This panel examined three things: the current situation of the Japanese economy, risks and, finally, opportunities.
For Kumagai, the Japanese economy is at a historical turning point. Structural changes are accelerating as the economy emerges from deflation, wage hikes gather momentum and capital investment increases. Supporting factors include improvements in the household income environment, government economic policy and continuing accommodative monetary policy. Kumagai sees Japanese stocks as undervalued relative to corporate profits.
Although mindful of the highly cyclical nature of the Japanese economy, Webber described Japan as an “incredibly vibrant and exciting market” with key technologies and some very good companies, providing a way to diversify away from U.S. equities. Particularly positive developments were the material increase in the number of companies buying back shares and the decline in companies trading at below book value.
What about downside risks? Kumagai reeled off five: The Trump tariffs; the deteriorating Japan-China relationship; escalating tensions in the Middle East and Ukraine; a sharp drop in the yen exchange rate; and rising domestic interest rates. For now, Prime Minister Takaichi is maintaining fiscal discipline, but that could change. “In the future, the administration’s expansionary fiscal policy might carry the risk of a yen depreciation cycle and a rise in long-term interest rates,” Kumagai commented.
Webber was worried about Japanese companies’ possible complacency in the face of the competitive threat from China, “an emerging giant and incredibly strategic in its investment, whether electric vehicles, the battery supply chain, or healthcare and pharmaceuticals.” On the market side, vulnerabilities he highlighted were the steepening of the yield curve, volatility in JGBs and the risk of rapid yen strengthening.
As the author of the influential book The 100-Year Life, Gratton’s focus was on demography. As Japan’s population ages and shrinks, the traditional three-stage life of full-time education, full-time work and full-time retirement is breaking down and needs to be replaced by the multi-stage life, with lifelong education, greater flexibility at work and a later retirement age. While Japan is doing exceptionally well on the healthy aging front, some Japanese organizations are proving too hierarchical and bureaucratic to embrace more flexible and amenable working conditions. Immigration, meanwhile, is needed to fill the skills gap. Is there any viable solution to population decline itself? Gratton pointed out that while some governments have managed to restrict the number of children women can have, none have ever succeeded in getting them to have more.
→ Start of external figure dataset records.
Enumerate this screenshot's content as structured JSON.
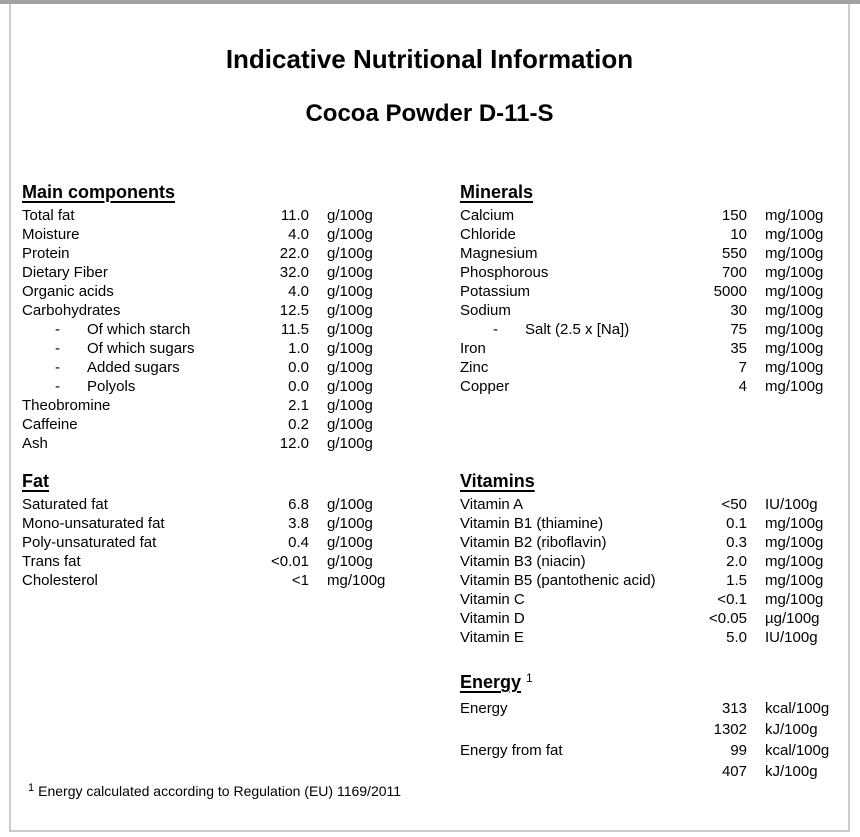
{
  "page": {
    "title": "Indicative Nutritional Information",
    "subtitle": "Cocoa Powder D-11-S",
    "footnote": {
      "marker": "1",
      "text": "Energy calculated according to Regulation (EU) 1169/2011"
    }
  },
  "ui": {
    "sub_item_dash": "-",
    "text_color": "#000000",
    "page_border_top_color": "#a2a2a2",
    "page_border_color": "#cccccc",
    "background_color": "#ffffff"
  },
  "sections": {
    "main_components": {
      "heading": "Main components",
      "rows": [
        {
          "label": "Total fat",
          "value": "11.0",
          "unit": "g/100g",
          "indent": false
        },
        {
          "label": "Moisture",
          "value": "4.0",
          "unit": "g/100g",
          "indent": false
        },
        {
          "label": "Protein",
          "value": "22.0",
          "unit": "g/100g",
          "indent": false
        },
        {
          "label": "Dietary Fiber",
          "value": "32.0",
          "unit": "g/100g",
          "indent": false
        },
        {
          "label": "Organic acids",
          "value": "4.0",
          "unit": "g/100g",
          "indent": false
        },
        {
          "label": "Carbohydrates",
          "value": "12.5",
          "unit": "g/100g",
          "indent": false
        },
        {
          "label": "Of which starch",
          "value": "11.5",
          "unit": "g/100g",
          "indent": true
        },
        {
          "label": "Of which sugars",
          "value": "1.0",
          "unit": "g/100g",
          "indent": true
        },
        {
          "label": "Added sugars",
          "value": "0.0",
          "unit": "g/100g",
          "indent": true
        },
        {
          "label": "Polyols",
          "value": "0.0",
          "unit": "g/100g",
          "indent": true
        },
        {
          "label": "Theobromine",
          "value": "2.1",
          "unit": "g/100g",
          "indent": false
        },
        {
          "label": "Caffeine",
          "value": "0.2",
          "unit": "g/100g",
          "indent": false
        },
        {
          "label": "Ash",
          "value": "12.0",
          "unit": "g/100g",
          "indent": false
        }
      ]
    },
    "fat": {
      "heading": "Fat",
      "rows": [
        {
          "label": "Saturated fat",
          "value": "6.8",
          "unit": "g/100g",
          "indent": false
        },
        {
          "label": "Mono-unsaturated fat",
          "value": "3.8",
          "unit": "g/100g",
          "indent": false
        },
        {
          "label": "Poly-unsaturated fat",
          "value": "0.4",
          "unit": "g/100g",
          "indent": false
        },
        {
          "label": "Trans fat",
          "value": "<0.01",
          "unit": "g/100g",
          "indent": false
        },
        {
          "label": "Cholesterol",
          "value": "<1",
          "unit": "mg/100g",
          "indent": false
        }
      ]
    },
    "minerals": {
      "heading": "Minerals",
      "rows": [
        {
          "label": "Calcium",
          "value": "150",
          "unit": "mg/100g",
          "indent": false
        },
        {
          "label": "Chloride",
          "value": "10",
          "unit": "mg/100g",
          "indent": false
        },
        {
          "label": "Magnesium",
          "value": "550",
          "unit": "mg/100g",
          "indent": false
        },
        {
          "label": "Phosphorous",
          "value": "700",
          "unit": "mg/100g",
          "indent": false
        },
        {
          "label": "Potassium",
          "value": "5000",
          "unit": "mg/100g",
          "indent": false
        },
        {
          "label": "Sodium",
          "value": "30",
          "unit": "mg/100g",
          "indent": false
        },
        {
          "label": "Salt (2.5 x [Na])",
          "value": "75",
          "unit": "mg/100g",
          "indent": true
        },
        {
          "label": "Iron",
          "value": "35",
          "unit": "mg/100g",
          "indent": false
        },
        {
          "label": "Zinc",
          "value": "7",
          "unit": "mg/100g",
          "indent": false
        },
        {
          "label": "Copper",
          "value": "4",
          "unit": "mg/100g",
          "indent": false
        }
      ]
    },
    "vitamins": {
      "heading": "Vitamins",
      "rows": [
        {
          "label": "Vitamin A",
          "value": "<50",
          "unit": "IU/100g",
          "indent": false
        },
        {
          "label": "Vitamin B1 (thiamine)",
          "value": "0.1",
          "unit": "mg/100g",
          "indent": false
        },
        {
          "label": "Vitamin B2 (riboflavin)",
          "value": "0.3",
          "unit": "mg/100g",
          "indent": false
        },
        {
          "label": "Vitamin B3 (niacin)",
          "value": "2.0",
          "unit": "mg/100g",
          "indent": false
        },
        {
          "label": "Vitamin B5 (pantothenic acid)",
          "value": "1.5",
          "unit": "mg/100g",
          "indent": false
        },
        {
          "label": "Vitamin C",
          "value": "<0.1",
          "unit": "mg/100g",
          "indent": false
        },
        {
          "label": "Vitamin D",
          "value": "<0.05",
          "unit": "µg/100g",
          "indent": false
        },
        {
          "label": "Vitamin E",
          "value": "5.0",
          "unit": "IU/100g",
          "indent": false
        }
      ]
    },
    "energy": {
      "heading": "Energy",
      "superscript": "1",
      "rows": [
        {
          "label": "Energy",
          "value": "313",
          "unit": "kcal/100g",
          "indent": false
        },
        {
          "label": "",
          "value": "1302",
          "unit": "kJ/100g",
          "indent": false
        },
        {
          "label": "Energy from fat",
          "value": "99",
          "unit": "kcal/100g",
          "indent": false
        },
        {
          "label": "",
          "value": "407",
          "unit": "kJ/100g",
          "indent": false
        }
      ]
    }
  }
}
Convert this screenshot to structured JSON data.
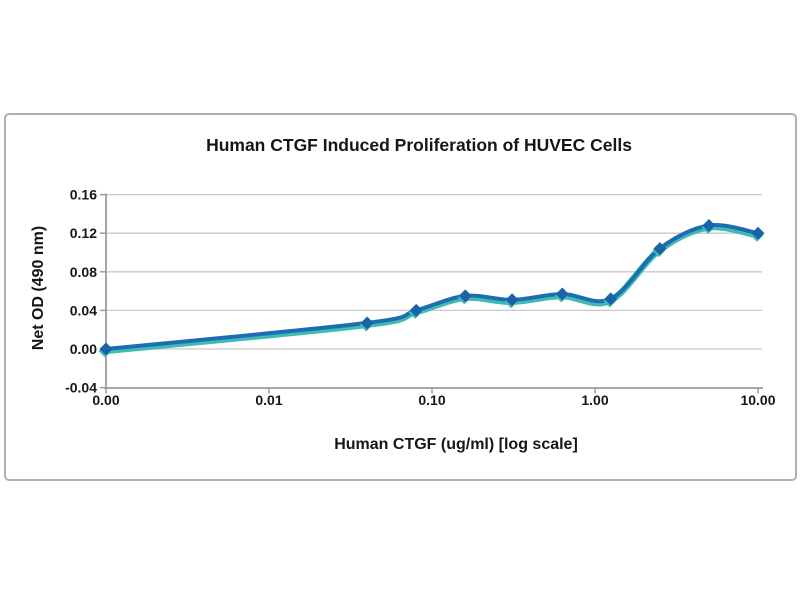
{
  "figure": {
    "background": "#ffffff",
    "frame_color": "#b0b0b0",
    "grid_color": "#c9c9c9",
    "axis_color": "#9b9b9b",
    "text_color": "#161616"
  },
  "chart_data": {
    "type": "line",
    "title": "Human CTGF Induced Proliferation of HUVEC Cells",
    "xlabel": "Human CTGF (ug/ml) [log scale]",
    "ylabel": "Net OD (490 nm)",
    "x_scale": "log",
    "x_min_plotted": 0.001,
    "x_zero_note": "x value 0 is plotted at the left end of the log axis",
    "ylim": [
      -0.04,
      0.16
    ],
    "grid": "horizontal",
    "legend_position": "none",
    "y_ticks": [
      {
        "label": "0.16",
        "value": 0.16
      },
      {
        "label": "0.12",
        "value": 0.12
      },
      {
        "label": "0.08",
        "value": 0.08
      },
      {
        "label": "0.04",
        "value": 0.04
      },
      {
        "label": "0.00",
        "value": 0.0
      },
      {
        "label": "-0.04",
        "value": -0.04
      }
    ],
    "x_ticks": [
      {
        "label": "0.00",
        "value": 0.001
      },
      {
        "label": "0.01",
        "value": 0.01
      },
      {
        "label": "0.10",
        "value": 0.1
      },
      {
        "label": "1.00",
        "value": 1
      },
      {
        "label": "10.00",
        "value": 10
      }
    ],
    "series": [
      {
        "marker": "diamond",
        "line_color": "#1d6db4",
        "line_shadow_color": "#3fbcb2",
        "marker_color": "#1b62a8",
        "smoothed": true,
        "x": [
          0,
          0.04,
          0.08,
          0.16,
          0.31,
          0.63,
          1.25,
          2.5,
          5,
          10
        ],
        "y": [
          0.0,
          0.027,
          0.04,
          0.055,
          0.051,
          0.057,
          0.052,
          0.104,
          0.128,
          0.12
        ]
      }
    ]
  }
}
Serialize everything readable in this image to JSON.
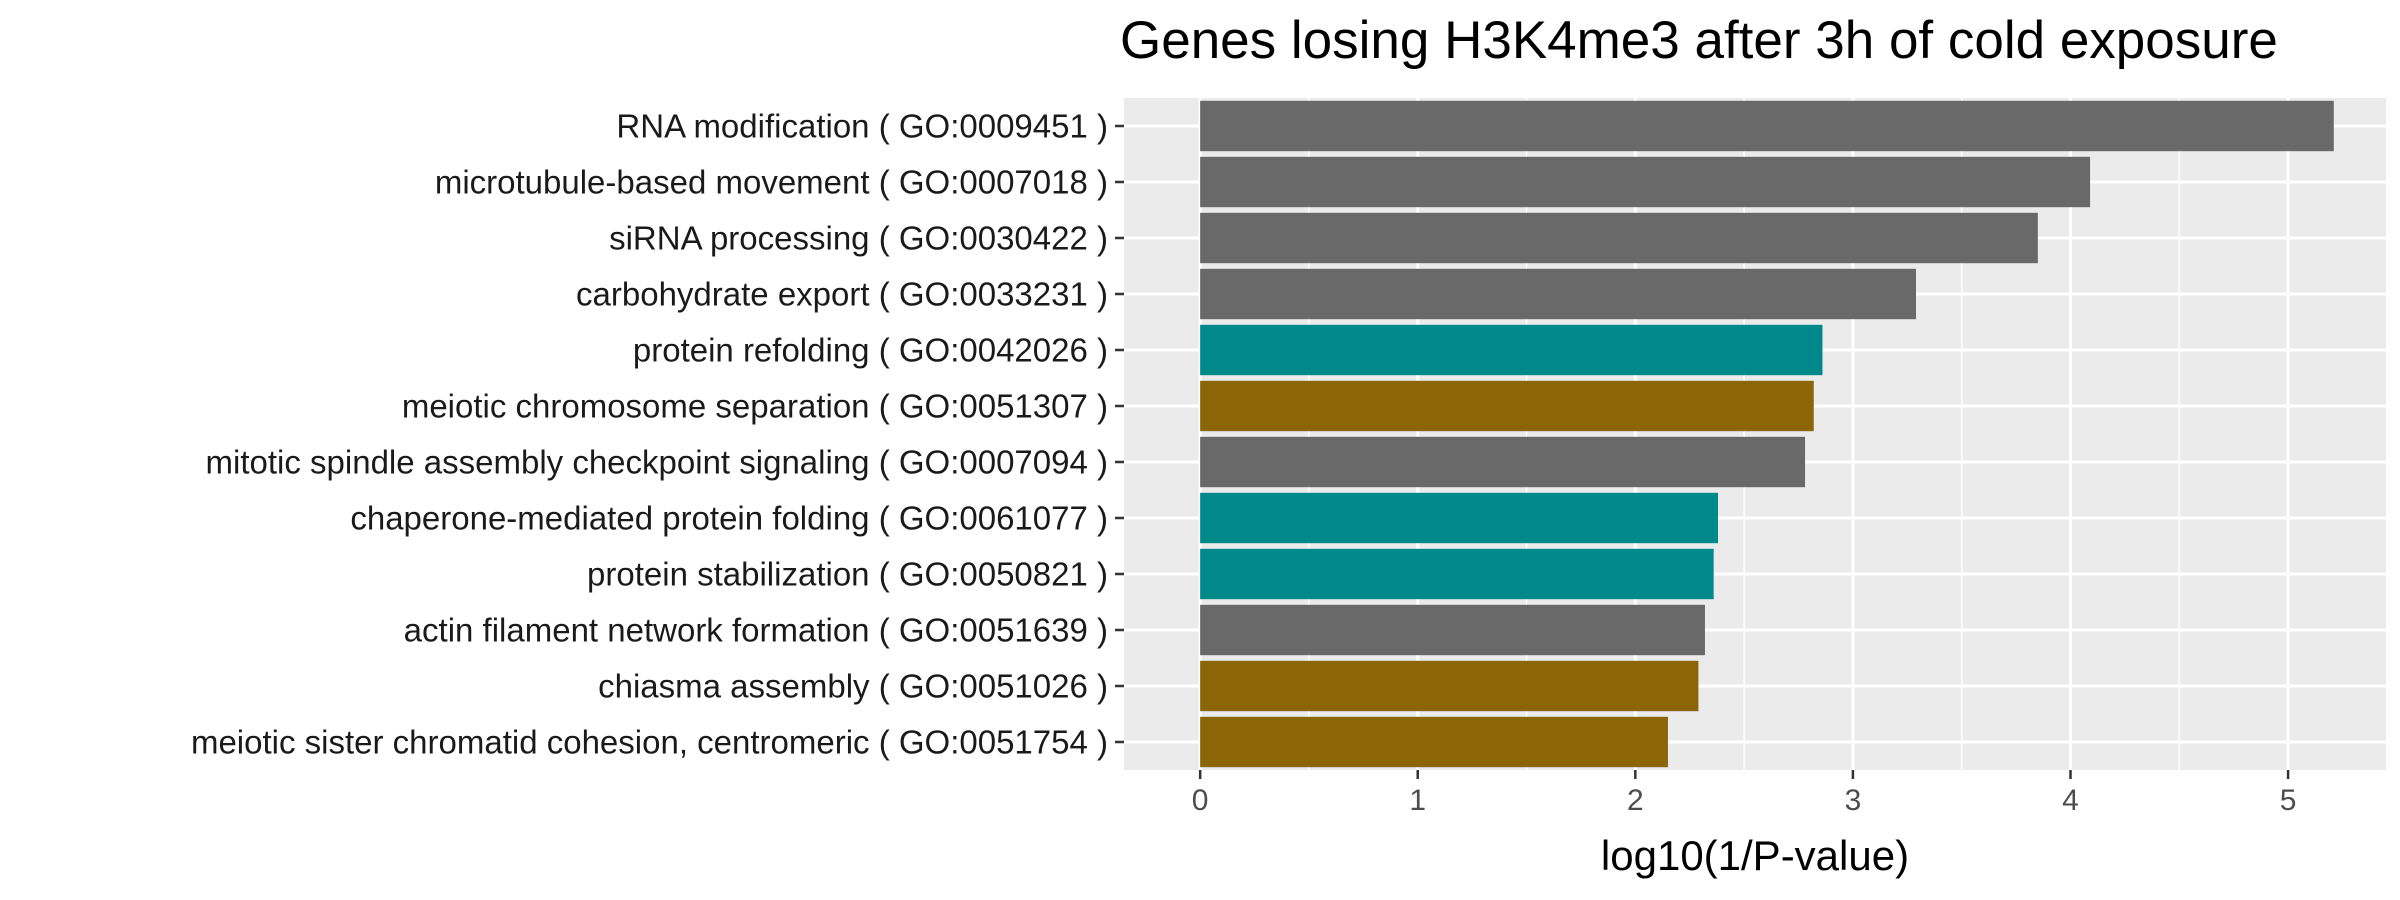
{
  "chart_data": {
    "type": "bar",
    "orientation": "horizontal",
    "title": "Genes losing H3K4me3 after 3h of cold exposure",
    "xlabel": "log10(1/P-value)",
    "ylabel": "",
    "xlim": [
      -0.35,
      5.45
    ],
    "xticks": [
      0,
      1,
      2,
      3,
      4,
      5
    ],
    "grid": true,
    "legend": "none",
    "colors": {
      "gray": "#696969",
      "teal": "#00898A",
      "brown": "#8B6508",
      "panel": "#EBEBEB",
      "grid": "#FFFFFF"
    },
    "categories": [
      "RNA modification ( GO:0009451 )",
      "microtubule-based movement ( GO:0007018 )",
      "siRNA processing ( GO:0030422 )",
      "carbohydrate export ( GO:0033231 )",
      "protein refolding ( GO:0042026 )",
      "meiotic chromosome separation ( GO:0051307 )",
      "mitotic spindle assembly checkpoint signaling ( GO:0007094 )",
      "chaperone-mediated protein folding ( GO:0061077 )",
      "protein stabilization ( GO:0050821 )",
      "actin filament network formation ( GO:0051639 )",
      "chiasma assembly ( GO:0051026 )",
      "meiotic sister chromatid cohesion, centromeric ( GO:0051754 )"
    ],
    "values": [
      5.21,
      4.09,
      3.85,
      3.29,
      2.86,
      2.82,
      2.78,
      2.38,
      2.36,
      2.32,
      2.29,
      2.15
    ],
    "bar_colors": [
      "gray",
      "gray",
      "gray",
      "gray",
      "teal",
      "brown",
      "gray",
      "teal",
      "teal",
      "gray",
      "brown",
      "brown"
    ]
  }
}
What, finally, about opportunities? If Japan can increase three key factors — labor input, capital stock and total factor productivity (TFP) — Kumagai believes that it could achieve a high-growth scenario, with annual economic growth of 1.5% through to 2040. For his part, Webber saw an opportunity in Japan’s best businesses ditching the bad habit of hoarding cash and achieving better capital efficiency. He also noted that the conventional view that a weak currency is good for Japanese stocks is out of date and that the combination of a strong stock market with a strong yen would be a major plus for foreign investors. The positives that Gratton singled out included soft power and social cohesion. “When you see what the lack of social cohesion does to a society, does to its economy, you realize this is a very important intangible asset,” she said.